Limited number od studies concerning markers of treatment outcome in hypersensitivity pneumonitis (HP) patients was published. Aim: To detect possible markers of treatment outcome in bronchoalveolar lavage of HP patients. 24 HP patients have been prospectively enrolled. All of them were treatment naive at the time of diagnosis, when pulmonary function tests (PFT) and bronchoalveolar lavage (BAL) were assessed. Concentrations of MMP-7, IL-4R, PAR-2 and TNF-α in BAL fluid (BALF) were measured by ELISA. Initiation of pharmacological treatment ( systemic corticosteroids in an initial dose 0,5 mg/kg/day slowly tappering) was based on respiratory specialist decision in 14 patients, 10 patients were adviced to avoid further antigen exposure only. Repeated PFT were gained 6 months after diagnosis establishment and vital capacity (VC) values trends were assessed.
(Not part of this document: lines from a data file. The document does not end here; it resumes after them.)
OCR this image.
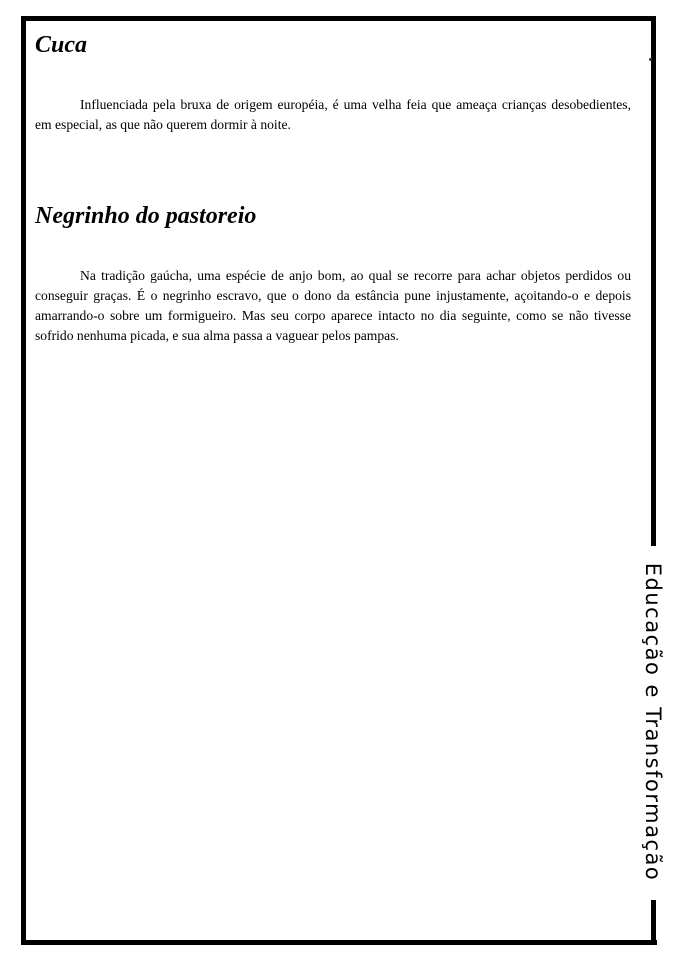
Cuca

Influenciada pela bruxa de origem européia, é uma velha feia que ameaça crianças desobedientes, em especial, as que não querem dormir à noite.

Negrinho do pastoreio

Na tradição gaúcha, uma espécie de anjo bom, ao qual se recorre para achar objetos perdidos ou conseguir graças. É o negrinho escravo, que o dono da estância pune injustamente, açoitando-o e depois amarrando-o sobre um formigueiro. Mas seu corpo aparece intacto no dia seguinte, como se não tivesse sofrido nenhuma picada, e sua alma passa a vaguear pelos pampas.

Educação e Transformação
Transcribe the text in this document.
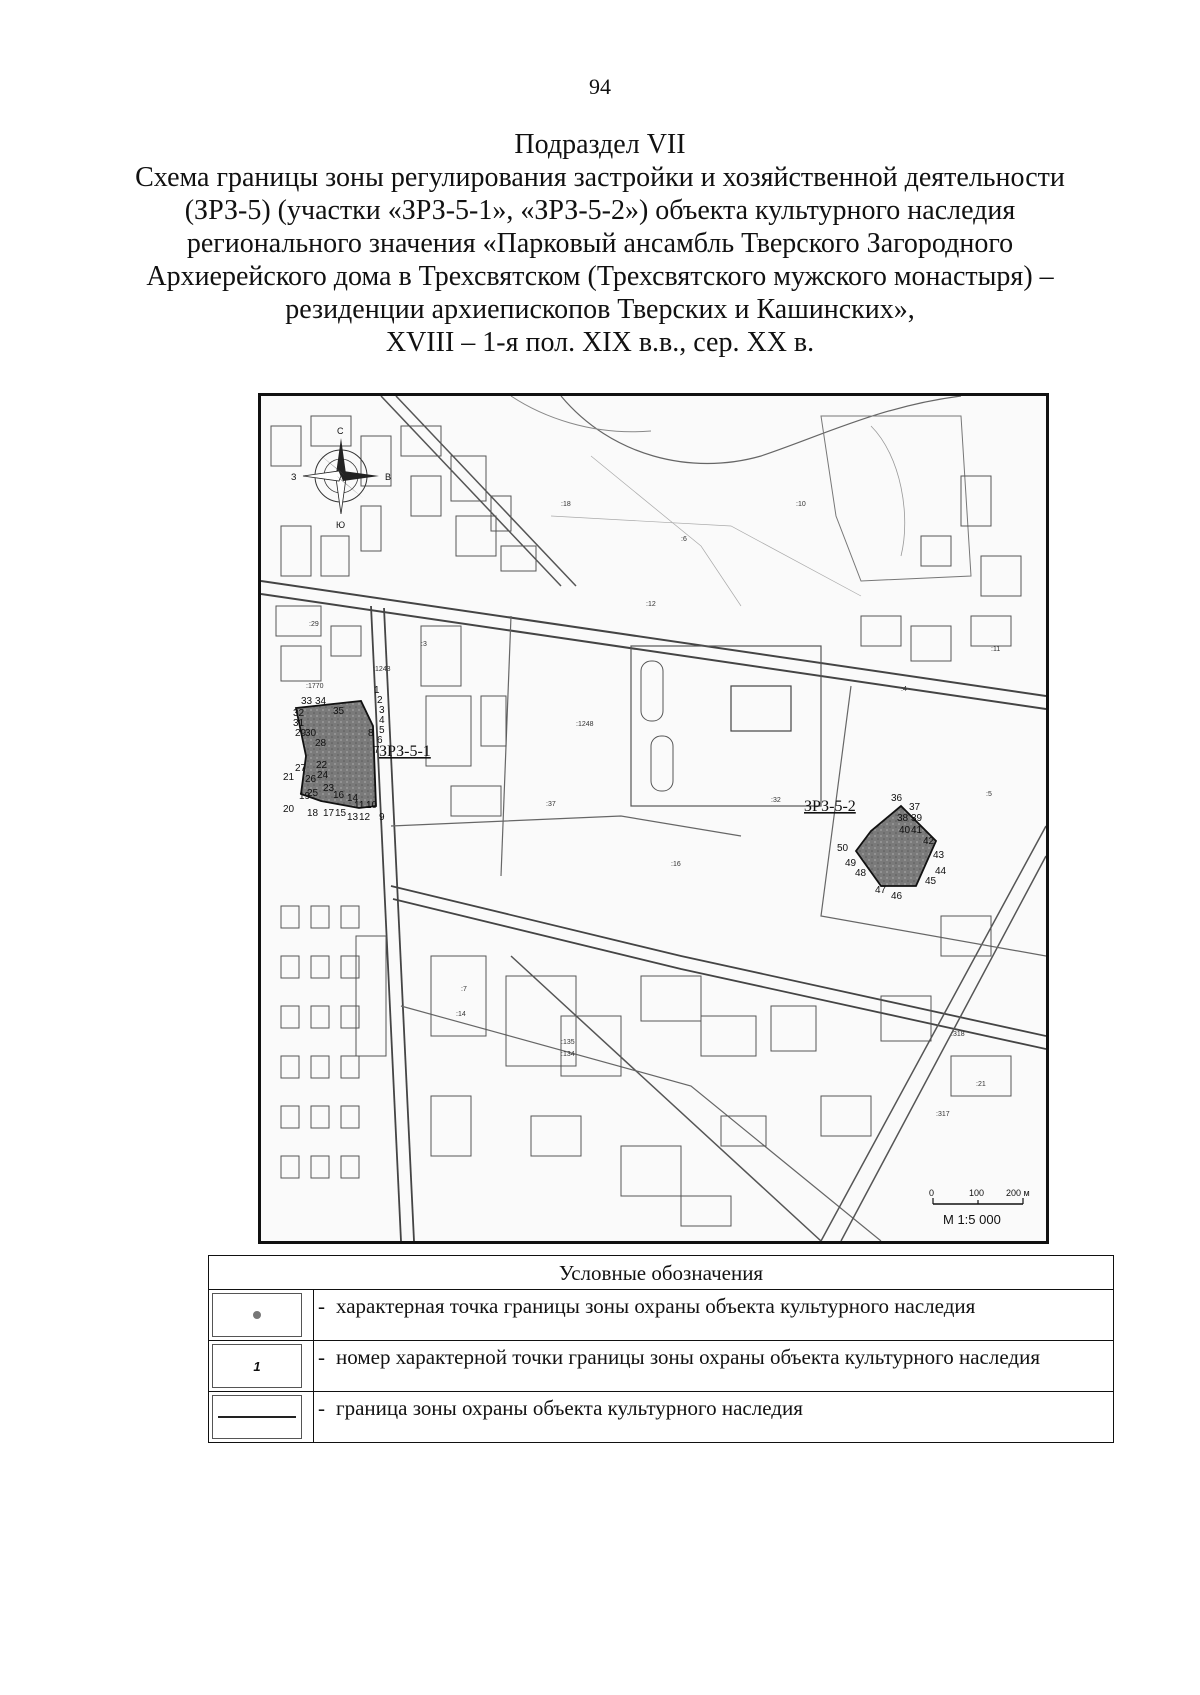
94
Подраздел VII
Схема границы зоны регулирования застройки и хозяйственной деятельности
(ЗРЗ-5) (участки «ЗРЗ-5-1», «ЗРЗ-5-2») объекта культурного наследия
регионального значения «Парковый ансамбль Тверского Загородного
Архиерейского дома в Трехсвятском (Трехсвятского мужского монастыря) –
резиденции архиепископов Тверских и Кашинских»,
XVIII – 1-я пол. XIX в.в., сер. XX в.
ЗРЗ-5-1
ЗРЗ-5-2
С
Ю
З	В
:29
:1243
:1770
:12
:32
:37
:16
:14
:135
:134
:317
:318
:1248
:11
:10
:18
:5
:3
:4
:6
:7
:21
1
2
3
4
5
6
7
8
9
10
11
12
13
14
15
16
17
18
19
20
21
22
23
24
25
26
27
28
29
30
31
32
33 34
35
36
37
38 39
40 41
42
43
44
45
46
47
48
49
50
0	100 200 м
М 1:5 000
Условные обозначения	

	- характерная точка границы зоны охраны объекта культурного наследия

1	- номер характерной точки границы зоны охраны объекта культурного наследия

	- граница зоны охраны объекта культурного наследия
Patients were divided into 4 group according to treatment and VC trend in 6 months period: pharmacological treatment - VC decline (n=7); nontreated - VC decline (n=1), pharmacological treatment - VC increase (n=7), nontreated – VC increase (n=9). Cytokine concentrations were compared among groups. Results: BALF concentrations of IL-4R and PAR-2 at the time of diagnosis might help us to define populations of HP patients with favourable prognosis.